Pasar EPIK digelar di Kecamatan Kota Sumenep ini sebagai langkah strategis untuk mengendalikan inflasi sekaligus menstabilkan harga berbagai komoditas kebutuhan pokok, sehingga masyarakat dapat memperoleh bahan pangan dengan harga lebih terjangkau, khususnya selama bulan Ramadan.
Kepala Bagian Perekonomian dan Sumber Daya Alam Setdakab Sumenep, Dadang Deddy Iskandar, mengatakan kegiatan pasar murah ini bertujuan membantu masyarakat mendapatkan kebutuhan pokok dengan harga di bawah pasaran yang relatif tinggi dan memberatkan.
“Kebutuhan pokok yang disediakan merupakan komoditas yang sangat urgen dalam kehidupan sehari-hari, seperti beras, minyak goreng, sayur-mayur, bawang merah, bawang putih, dan cabai,” tegasnya.
Adapun harga yang ditawarkan dalam pasar murah tersebut antara lain Minyakita Rp15.700 per liter, beras medium SPHP Rp11.000 per kilogram, beras premium Rp14.000 per kilogram, gula pasir Rp16.500 per kilogram, telur ayam Rp29.000 per kilogram, serta daging ayam Rp41.000 per kilogram.
Menurut Dadang, kegiatan ini menjadi salah satu langkah konkret pemerintah daerah dalam mengendalikan inflasi, terutama saat permintaan bahan pokok meningkat pada bulan suci Ramadan.
Ia menjelaskan, penyediaan komoditas dilakukan melalui kerja sama dengan Pemerintah Provinsi Jawa Timur dan Bulog, termasuk dalam distribusi beras SPHP dan minyak goreng. Dalam kegiatan tersebut, pemerintah menyiapkan sekitar tiga ton beras dan 600 kemasan minyak goreng ukuran dua liter.

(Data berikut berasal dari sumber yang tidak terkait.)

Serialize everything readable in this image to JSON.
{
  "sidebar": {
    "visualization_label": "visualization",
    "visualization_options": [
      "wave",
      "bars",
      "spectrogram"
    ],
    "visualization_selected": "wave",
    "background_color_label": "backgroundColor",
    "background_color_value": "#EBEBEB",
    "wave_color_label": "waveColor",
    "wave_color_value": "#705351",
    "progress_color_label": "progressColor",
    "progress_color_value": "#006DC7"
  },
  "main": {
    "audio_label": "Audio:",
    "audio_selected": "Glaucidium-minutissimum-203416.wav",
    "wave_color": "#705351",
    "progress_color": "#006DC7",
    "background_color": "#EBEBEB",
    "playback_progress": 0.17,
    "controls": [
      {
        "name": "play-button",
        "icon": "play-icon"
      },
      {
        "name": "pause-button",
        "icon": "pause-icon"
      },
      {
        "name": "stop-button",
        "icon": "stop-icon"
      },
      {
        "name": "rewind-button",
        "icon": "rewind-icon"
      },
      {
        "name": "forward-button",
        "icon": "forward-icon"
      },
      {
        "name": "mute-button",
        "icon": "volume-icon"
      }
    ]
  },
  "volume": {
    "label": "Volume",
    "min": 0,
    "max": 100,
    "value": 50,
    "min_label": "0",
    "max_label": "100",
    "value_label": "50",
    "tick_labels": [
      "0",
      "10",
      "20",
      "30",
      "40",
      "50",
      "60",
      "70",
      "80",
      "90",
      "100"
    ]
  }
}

Meski stok dipastikan relatif aman, masyarakat diimbau untuk berbelanja sesuai kebutuhan dan tidak melakukan aksi borong atau panic buying agar ketersediaan bahan pokok tetap terjaga.
“Kami berharap program pasar murah ini dapat membantu meringankan beban masyarakat sekaligus menjaga stabilitas harga pangan selama Ramadan,” pungkasnya.(mad).